Measure twice, cut once; nail walls up straight as they go; that’s what carpenters do. Straightening everything out after the fact doesn’t make sense to anyone… except us. It’s not SystemVerilog’s fault that our code is crooked, it’s ours. We think the efficient thing to do is write bad code, then rely on debug tools to fix it. Completely flawed. Time to kill the drone programs out there and start using techniques that produce high quality code… something you can do with SystemVerilog.

Oil and Water Won’t Mix, Even if You Stir Them Together Really Fast

We’ve brought the design and verification constructs together! Wonderful! That’s a half-point for SystemVerilog. The reason we don’t get the other half-point is because what we’ve effectively done is merged Ruby with Assembly, expecting it to be the catalyst behind bringing web and embedded developers together. That would work very poorly, just as it’s worked in the case of SystemVerilog. The only thing that might help is to educate designers in the verification space and verification engineers in the design space. Again, not SystemVerilog’s fault that’s not happening. The only thing stopping us from doing that is…

Verification Engineers Don’t Design and Designers Don’t Verify

If there is one reason why the merging of design and verification constructs has failed to live up to it’s potential, it’s this: the people that do design and verification are more isolated than ever. Design and verification engineers continue to be pushed apart by the idea that near isolation is the most productive way to collaborate. What are effectively two languages crammed into one doesn’t help but that’s not the only obstacle between design and verification.

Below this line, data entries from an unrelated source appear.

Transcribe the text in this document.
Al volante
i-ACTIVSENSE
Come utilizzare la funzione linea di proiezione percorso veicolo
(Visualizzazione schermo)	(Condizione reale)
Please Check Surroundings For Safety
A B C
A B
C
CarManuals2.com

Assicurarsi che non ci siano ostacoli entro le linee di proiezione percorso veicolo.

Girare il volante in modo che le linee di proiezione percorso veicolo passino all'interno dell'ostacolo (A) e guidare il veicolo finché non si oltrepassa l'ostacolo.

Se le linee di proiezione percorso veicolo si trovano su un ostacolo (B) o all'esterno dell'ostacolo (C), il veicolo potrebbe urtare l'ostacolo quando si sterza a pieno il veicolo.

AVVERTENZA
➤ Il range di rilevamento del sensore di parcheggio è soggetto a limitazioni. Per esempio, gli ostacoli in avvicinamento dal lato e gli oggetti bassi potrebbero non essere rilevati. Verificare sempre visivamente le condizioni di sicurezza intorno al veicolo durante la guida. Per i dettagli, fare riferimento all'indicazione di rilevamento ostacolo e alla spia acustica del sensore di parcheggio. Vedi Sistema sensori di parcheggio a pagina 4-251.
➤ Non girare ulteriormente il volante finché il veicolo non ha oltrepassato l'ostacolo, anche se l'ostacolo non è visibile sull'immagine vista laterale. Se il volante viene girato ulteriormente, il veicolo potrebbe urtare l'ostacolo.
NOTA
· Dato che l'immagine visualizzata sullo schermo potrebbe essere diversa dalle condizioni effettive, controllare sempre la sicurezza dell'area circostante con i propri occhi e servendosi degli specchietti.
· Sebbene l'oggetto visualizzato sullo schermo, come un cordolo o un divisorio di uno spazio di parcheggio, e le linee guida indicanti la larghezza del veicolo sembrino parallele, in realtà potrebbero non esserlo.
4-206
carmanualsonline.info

Not only is there very little incentive to build a collaborative environment, there’s actual disincentive within organizations that still feel isolation is the only true way to ensure valid double checks and oversight (i.e. verification engineers have their hands slapped for meddling in RTL as do designers for meddling in testbench code). Until we believe that responsible people will act responsibly, that they won’t somehow be corrupted by collaboration with their fellow designer/verifier, no language will help us. Not SystemVerilog; not anything.

I’ll finish by saying I do respect the candor Dave Rich and Mentor have in A Decade of SystemVerilog: Unifying Design and Verification? I’m hoping the presentation and follow-up is just as candid.

If I could lend a small suggestion to Dave, his buddies at Mentor and anyone else listening it’d be to consider beginning their quest beyond the language. It’s not SystemVerilog’s fault it hasn’t lived up to expectations. No language could. There are other deeper issues to overcome first. Once we do that, then we can get to a proper critique of SystemVerilog.


2 thoughts on “A Decade of SystemVerilog: Driving Design and Verification Apart

  1. Hi Neil,

    nice article, I read it with great interest! In your opinion would having a language that is higher level than RTL (like our C~ language) help here? It would certainly make it easier to have design and verification engineers collaborate, as C~ is kind of a middle ground between Ruby and Assembly 🙂

    Feel free to take a look at https://www.synflow.com/tech and let me know what you think!


    1. Matthieu, thanks for reading. In my opinion, changing the language won’t help at all. By only changing the language, we’d end up with exactly the same problems. That’s something that I think the esl/hls people are missing. It’s true that esl/hls is a fundamentally different approach from a technical standpoint. But from a collaboration perspective, there’s nothing inherent to esl/hls that forces people to come together (i.e. people can still build poor designs of poor quality in complete isolation). None of the problems that I suggest are present with systemverilog go away with C/++/#/~/etc or python or perl or Java or Ruby or anything. Perhaps small incremental progress from inheriting a tool ecosystem, but that’d be it and I don’t think that’s worth it.

      I think we’re a very long way away from being able to pin any blame on language OR making any major step forward with the introduction of a new language.